まったく、ぜんぜん拉致されてたっていう緊張感なかったんだな。ほんと、助ける必要なんてなかったのかもしれない。
でも、災い転じて、でなくとも、結局こうして奈々美の暴走を止められたわけだし、奈々美とこなとのちょっと自虐自縛過ぎな能力観を修正できたわけだから、よかったとしよう。

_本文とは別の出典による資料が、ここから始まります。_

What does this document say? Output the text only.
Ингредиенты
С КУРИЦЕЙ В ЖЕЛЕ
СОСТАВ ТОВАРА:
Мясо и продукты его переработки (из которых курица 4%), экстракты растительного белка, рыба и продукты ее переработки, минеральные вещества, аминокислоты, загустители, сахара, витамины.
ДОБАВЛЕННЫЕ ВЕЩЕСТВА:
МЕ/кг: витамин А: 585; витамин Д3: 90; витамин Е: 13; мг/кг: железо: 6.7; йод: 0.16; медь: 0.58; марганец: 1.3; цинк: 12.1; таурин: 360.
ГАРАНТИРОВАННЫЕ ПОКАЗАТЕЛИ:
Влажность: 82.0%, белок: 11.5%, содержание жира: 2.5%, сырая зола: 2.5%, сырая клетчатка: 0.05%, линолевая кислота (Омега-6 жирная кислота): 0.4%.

「――で、この図書室、奈々美が放課後いつも独占してたわけだろ? ちゃんと返す手続きもしとけよ?」
余計なお世話だろうが、一応忠告をしてみる。
「えっ、そういうわけには参りませんわ♪ だって、まだ私を慕って参る方がいらっしゃるでしょうから♪」
「あれっ、解散するって言わなかったっけ?」
「ええ、解散するようには言ってみますわ、でも、もともと能力関係無しにこの私の高貴な魅力にとらわれた殿方も大勢いらっしゃいますし、そんな殿方のお気持ちを踏みにじるわけには……♪」
あ、解散する気ないわ、こいつ。
――ま、いっか。
どうせ万年初戦負けの弱小運動部がいくつか困る程度のものだ。
奈々美に勝てる魅力が部活にないのなら、そりゃ自業自得ってものなんだろう。
……陸上部、一回くらい、顔出してみるかな。
「美空、明日の朝連は?」
「うん、あるよ……えっ、四切君、出る!?」
「ああ、一回くらいはな。ちょっと顔出しづらいから、美空、エスコート頼むわ」
「まままままっ、まかせてっ! タキシード着てくるのよ!? 私はドレスを……ああっ、奈々美さんっ、ドレス持ってたら貸して!」
「いいですわよ、でもそのお胸が入るかしら♪ なんなら私がエスコート役を買いますわよ♪」
「むっ……ねっ……!」
美空が顔を真っ赤にして黙り込むと、
「まてぇぇぇい! そのエスコート役、このメル様がいただいた! 奈々美っ、ドレスは私に貸せ!」
メルが割り込んでくる。
意味不明。
「……お前らに常識というものを教えておこう。いいか、部活ってのは、フォーマルで参加するもんじゃねえ」
「だけどジャージなんてはしたない格好で四切君を連れて行くなんてっ」
「まてまてまて、私がやると言っただろ、いいからてめえは引っ込んでろ」
メルは美空に人差し指を突きつける。
「てめえこそ引っ込んでろ梅干頭!」
美空はこめかみに指を向けて頭空っぽのジェスチャーで返す。
「言ったなこの通行人顔の胸デブ!」
メルが言い返すや、
「待って。通行人顔の胸デブは私の考案。勝手に使わないでほしい」
こなとまで参戦するな!
アホな言い争いはそれから半刻ほど続き、そして最終的に、落とし穴を解除したときに大量のどんぐりが大爆発を起こしたことは言うまでもない。